According to SF OpenData, there's been a noticeable increase in the number of SFPD incidents along Haight Street over the past four years. This flux is likely related to the city’s “sit/lie” ordinance, which was passed by 54 percent of San Francisco voters in 2010 and is heavily deployed by Park Station police. (The legislation has received its share of criticism.)

Image: SFOpenData

“No one leaves home for this kind of life because it’s their best option,” said Howe. “It’s a difficult choice people make, and it’s a very difficult choice to get out of. Moving off of the street in San Francisco is nearly impossible.”

“The park kids are there, they’ve been there, they’re not going anywhere,” said Krackamya Welch, a former client of the HYA who's now an audio engineer living in Oakland. He gives credit to the drop-in center for helping him to get off of the streets and to where he is today.
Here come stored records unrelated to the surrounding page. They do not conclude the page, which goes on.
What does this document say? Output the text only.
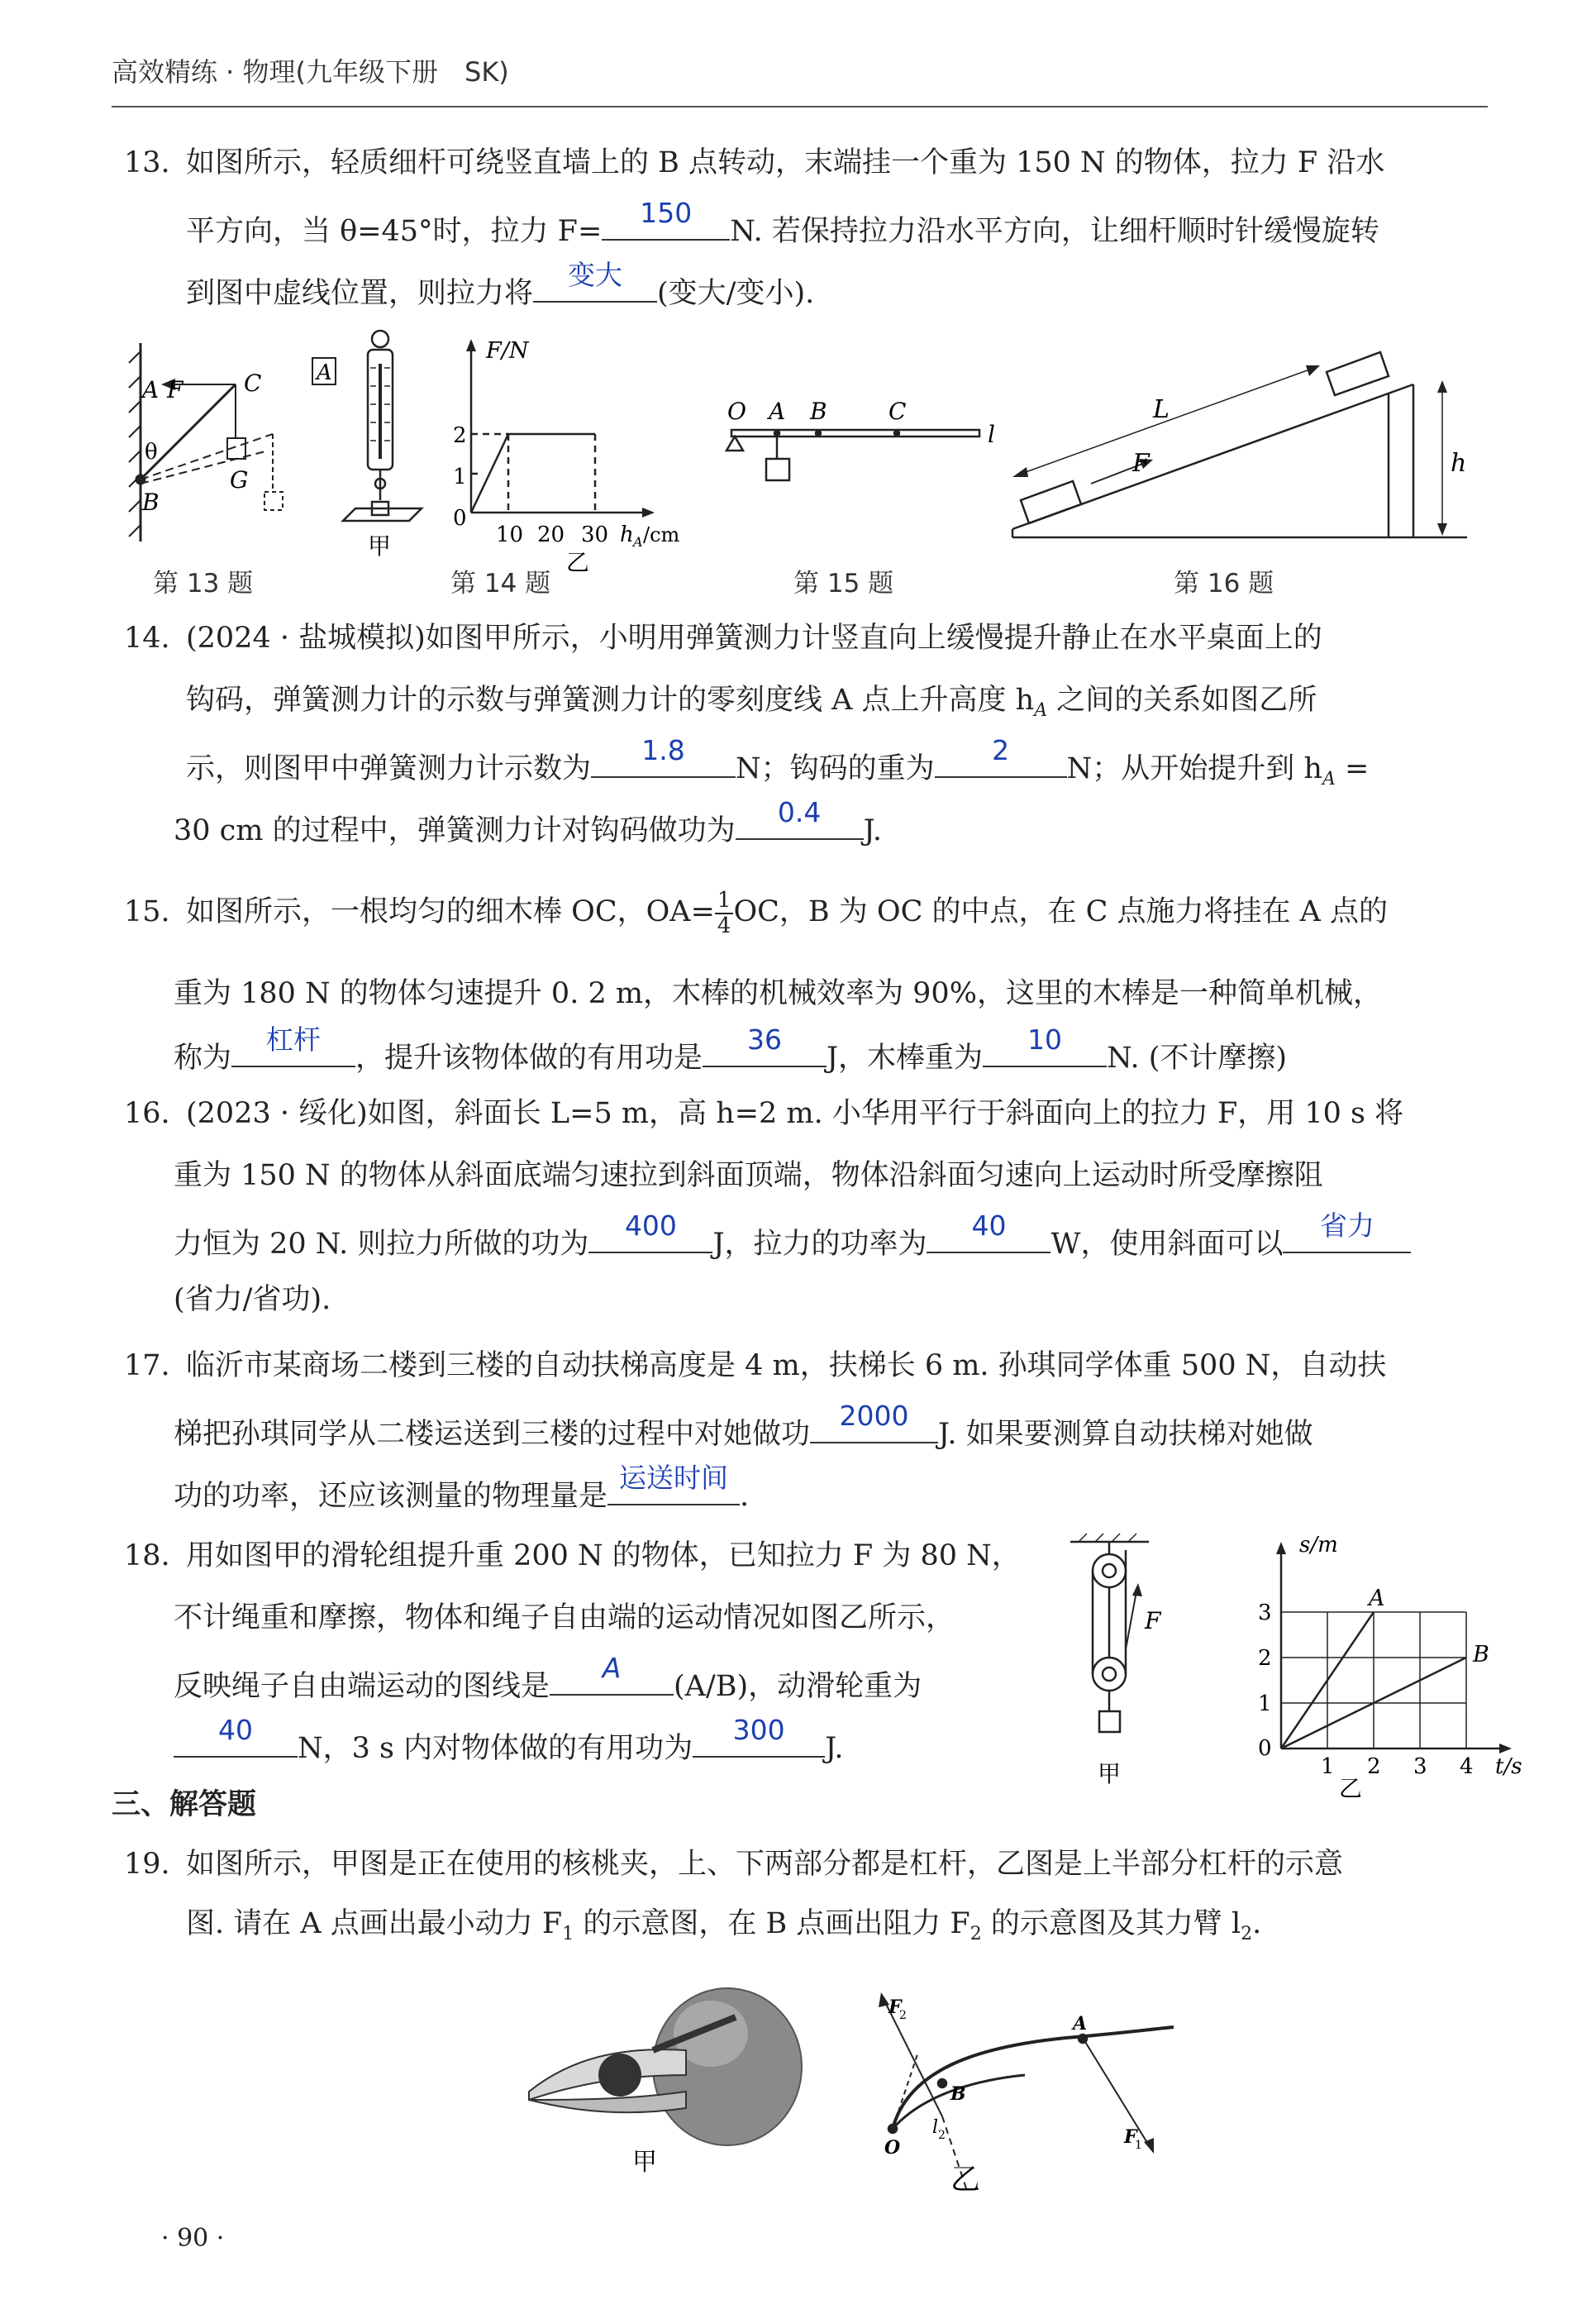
高效精练 · 物理(九年级下册　SK)
13. 如图所示，轻质细杆可绕竖直墙上的 B 点转动，末端挂一个重为 150 N 的物体，拉力 F 沿水
平方向，当 θ=45°时，拉力 F=
150
N. 若保持拉力沿水平方向，让细杆顺时针缓慢旋转
到图中虚线位置，则拉力将
变大
(变大/变小).
A F	C
θ
G
B
A
甲
F/N
0
1
2
10 20 30 h A /cm
乙
O A B	C
l
L
F	h
第 13 题	第 14 题	第 15 题	第 16 题
14. (2024 · 盐城模拟)如图甲所示，小明用弹簧测力计竖直向上缓慢提升静止在水平桌面上的
钩码，弹簧测力计的示数与弹簧测力计的零刻度线 A 点上升高度 $h_A$ 之间的关系如图乙所
示，则图甲中弹簧测力计示数为
1.8
N；钩码的重为
2
N；从开始提升到 $h_A$ =
30 cm 的过程中，弹簧测力计对钩码做功为
0.4
J.
15. 如图所示，一根均匀的细木棒 OC，$OA= \frac{1}{4}$ OC，B 为 OC 的中点，在 C 点施力将挂在 A 点的
重为 180 N 的物体匀速提升 0. 2 m，木棒的机械效率为 90%，这里的木棒是一种简单机械，
称为
杠杆
，提升该物体做的有用功是
36
J，木棒重为
10
N. (不计摩擦)
16. (2023 · 绥化)如图，斜面长 L=5 m，高 h=2 m. 小华用平行于斜面向上的拉力 F，用 10 s 将
重为 150 N 的物体从斜面底端匀速拉到斜面顶端，物体沿斜面匀速向上运动时所受摩擦阻
力恒为 20 N. 则拉力所做的功为
400
J，拉力的功率为
40
W，使用斜面可以
省力
(省力/省功).
17. 临沂市某商场二楼到三楼的自动扶梯高度是 4 m，扶梯长 6 m. 孙琪同学体重 500 N，自动扶
梯把孙琪同学从二楼运送到三楼的过程中对她做功
2000
J. 如果要测算自动扶梯对她做
功的功率，还应该测量的物理量是
运送时间
.
18. 用如图甲的滑轮组提升重 200 N 的物体，已知拉力 F 为 80 N，
不计绳重和摩擦，物体和绳子自由端的运动情况如图乙所示，
反映绳子自由端运动的图线是
A
(A/B)，动滑轮重为
40
N，3 s 内对物体做的有用功为
300
J.
F
甲
s/m
t/s
0
1
2
3
1 2 3 4
A
B
乙
三、解答题
19. 如图所示，甲图是正在使用的核桃夹，上、下两部分都是杠杆，乙图是上半部分杠杆的示意
图. 请在 A 点画出最小动力 $F_1$ 的示意图，在 B 点画出阻力 $F_2$ 的示意图及其力臂 $l_2$.
甲
F
2	A
B
O
l 2	F
1
乙
· 90 ·
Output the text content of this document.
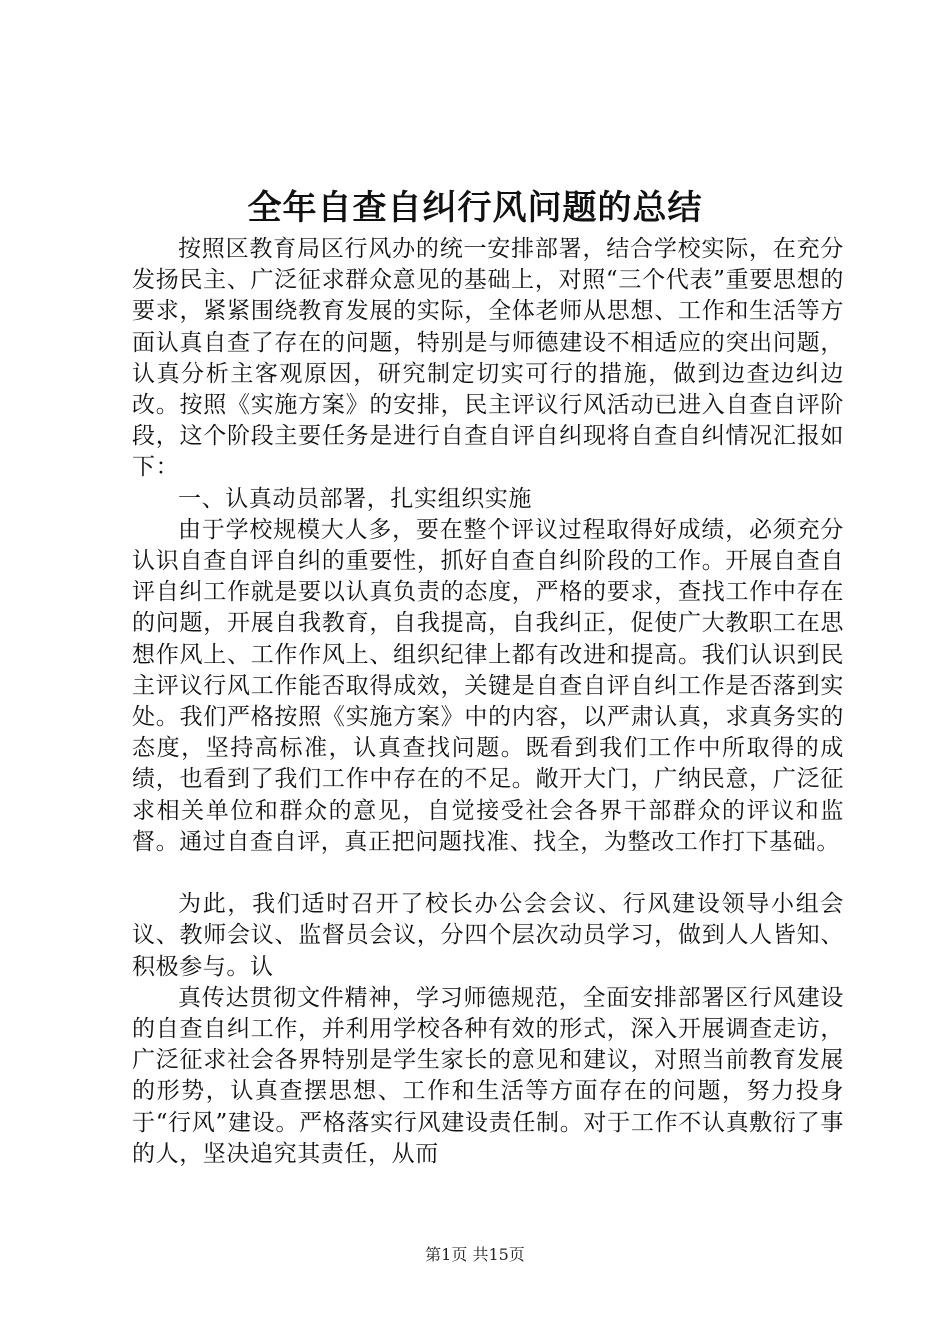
全年自查自纠行风问题的总结

按照区教育局区行风办的统一安排部署，结合学校实际，在充分发扬民主、广泛征求群众意见的基础上，对照“三个代表”重要思想的要求，紧紧围绕教育发展的实际，全体老师从思想、工作和生活等方面认真自查了存在的问题，特别是与师德建设不相适应的突出问题，认真分析主客观原因，研究制定切实可行的措施，做到边查边纠边改。按照《实施方案》的安排，民主评议行风活动已进入自查自评阶段，这个阶段主要任务是进行自查自评自纠现将自查自纠情况汇报如下：

一、认真动员部署，扎实组织实施

由于学校规模大人多，要在整个评议过程取得好成绩，必须充分认识自查自评自纠的重要性，抓好自查自纠阶段的工作。开展自查自评自纠工作就是要以认真负责的态度，严格的要求，查找工作中存在的问题，开展自我教育，自我提高，自我纠正，促使广大教职工在思想作风上、工作作风上、组织纪律上都有改进和提高。我们认识到民主评议行风工作能否取得成效，关键是自查自评自纠工作是否落到实处。我们严格按照《实施方案》中的内容，以严肃认真，求真务实的态度，坚持高标准，认真查找问题。既看到我们工作中所取得的成绩，也看到了我们工作中存在的不足。敞开大门，广纳民意，广泛征求相关单位和群众的意见，自觉接受社会各界干部群众的评议和监督。通过自查自评，真正把问题找准、找全，为整改工作打下基础。

为此，我们适时召开了校长办公会会议、行风建设领导小组会议、教师会议、监督员会议，分四个层次动员学习，做到人人皆知、积极参与。认

真传达贯彻文件精神，学习师德规范，全面安排部署区行风建设的自查自纠工作，并利用学校各种有效的形式，深入开展调查走访，广泛征求社会各界特别是学生家长的意见和建议，对照当前教育发展的形势，认真查摆思想、工作和生活等方面存在的问题，努力投身于“行风”建设。严格落实行风建设责任制。对于工作不认真敷衍了事的人，坚决追究其责任，从而

第1页 共15页
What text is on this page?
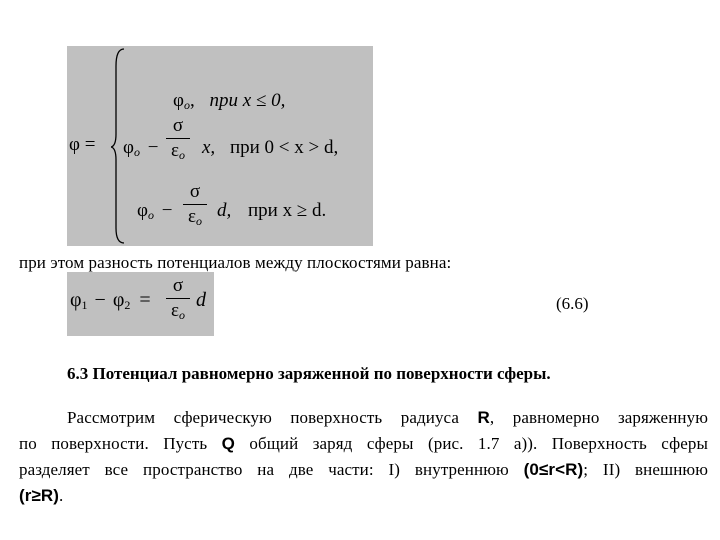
φ =
$\varphi_o$, при x ≤ 0,
$\varphi_o$ −
σ
$\varepsilon_o$ x, при 0 < x > d,
$\varphi_o$ −
σ
$\varepsilon_o$ d, при x ≥ d.
при этом разность потенциалов между плоскостями равна:
φ1 − φ2 =
σ
$\varepsilon_o$
d	(6.6)
6.3 Потенциал равномерно заряженной по поверхности сферы.
Рассмотрим сферическую поверхность радиуса R, равномерно заряженную
по поверхности. Пусть Q общий заряд сферы (рис. 1.7 а)). Поверхность сферы
разделяет все пространство на две части: I) внутреннюю (0≤r<R); II) внешнюю
(r≥R).
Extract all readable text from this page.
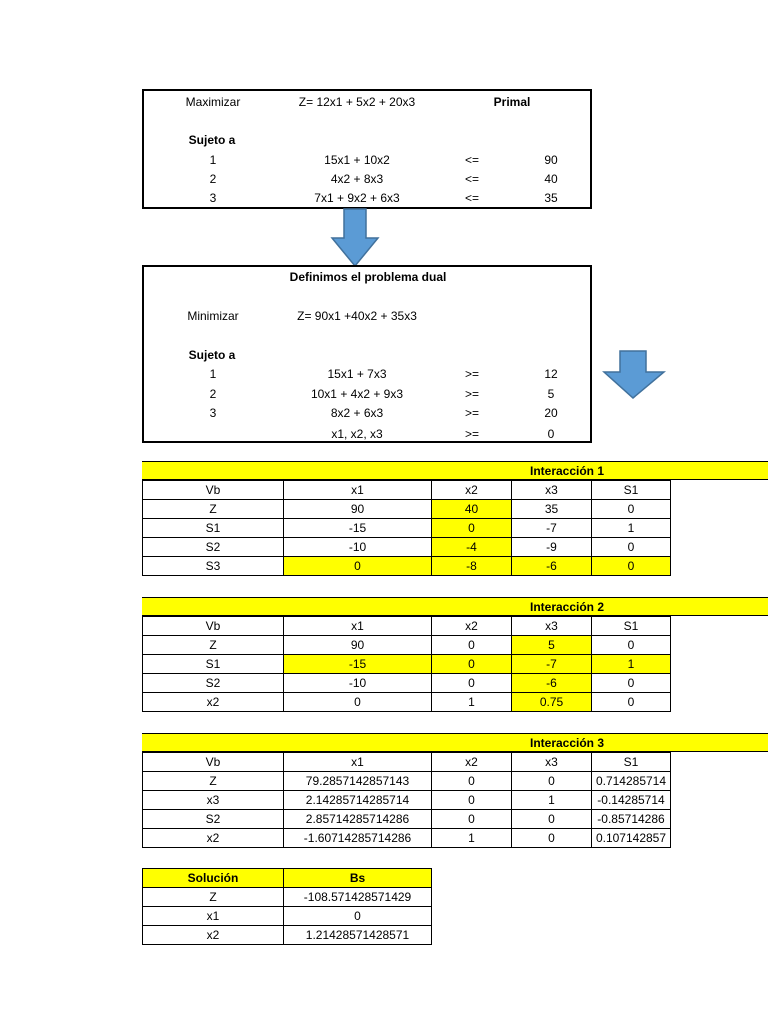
Maximizar	Z= 12x1 + 5x2 + 20x3	Primal
Sujeto a
1	15x1 + 10x2	<=	90
2	4x2 + 8x3	<=	40
3	7x1 + 9x2 + 6x3	<=	35
Definimos el problema dual
Minimizar	Z= 90x1 +40x2 + 35x3
Sujeto a
1	15x1 + 7x3	>=	12
2	10x1 + 4x2 + 9x3	>=	5
3	8x2 + 6x3	>=	20
x1, x2, x3	>=	0
Interacción 1
Vb	x1	x2	x3	S1
Z	90	40	35	0
S1	-15	0	-7	1
S2	-10	-4	-9	0
S3	0	-8	-6	0
Interacción 2
Vb	x1	x2	x3	S1
Z	90	0	5	0
S1	-15	0	-7	1
S2	-10	0	-6	0
x2	0	1	0.75	0
Interacción 3
Vb	x1	x2	x3	S1
Z	79.2857142857143	0	0	0.714285714
x3	2.14285714285714	0	1	-0.14285714
S2	2.85714285714286	0	0	-0.85714286
x2	-1.60714285714286	1	0	0.107142857
Solución	Bs
Z	-108.571428571429
x1	0
x2	1.21428571428571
“All the Homeless Youth Alliance is doing is providing services so eventually they can, like myself, transition from being in a place where they have to live on the street to a place where they can become employable and go to school and find housing and change their lives,” Welch said. “Those neighbors don’t have to look at me any longer because I used the services, and now, I’ve transitioned from that period of my life.”

The lack of private counseling space has been a particular challenge for the HYA. “You’re talking to a young person about how they were raped last night, and you’re sitting on a sidewalk talking about it,” Howe said. “It’s that lack of any kind of safety or privacy to get reprieve from the lives that they have ... That’s what the drop-in, more than anything, was: a space of theirs where they could just rest. That provides so much to a person.”

HYA members working out of a van. (Photo: HYA/Facebook)

Given the two years of obstacles the HYA faced in finding a non-client-serving space, Howe doubts she'll be able to find a location that would rent space for the drop-in. Instead, she's hoping to raise $5 million to purchase a building and establish a permanent refuge for homeless youth in the Haight. To date, the organization has raised two percent of that $5 million goal, with the help of existing donors and a fundraising campaign video.

“We just had some life-sentence inmates from San Quentin send us four hundred dollars,” Howe said. “The guys who are doing life in prison get it. They were like, ‘if we would have known you, we wouldn’t be in prison.’”

If it doesn't secure the funding, the HYA has no plans to stop its work; it will just continue to be a struggle for volunteers, as they work exclusively out of the van. "We’re still so needed," Howe said. "I’m not gonna walk away just because it got hard."

“There’s so many people with money in this city. Someone could come change our future pretty easily,” she said. “A couple-million-dollar building, to them, is nothing, but to us, it changes thousands of lives.”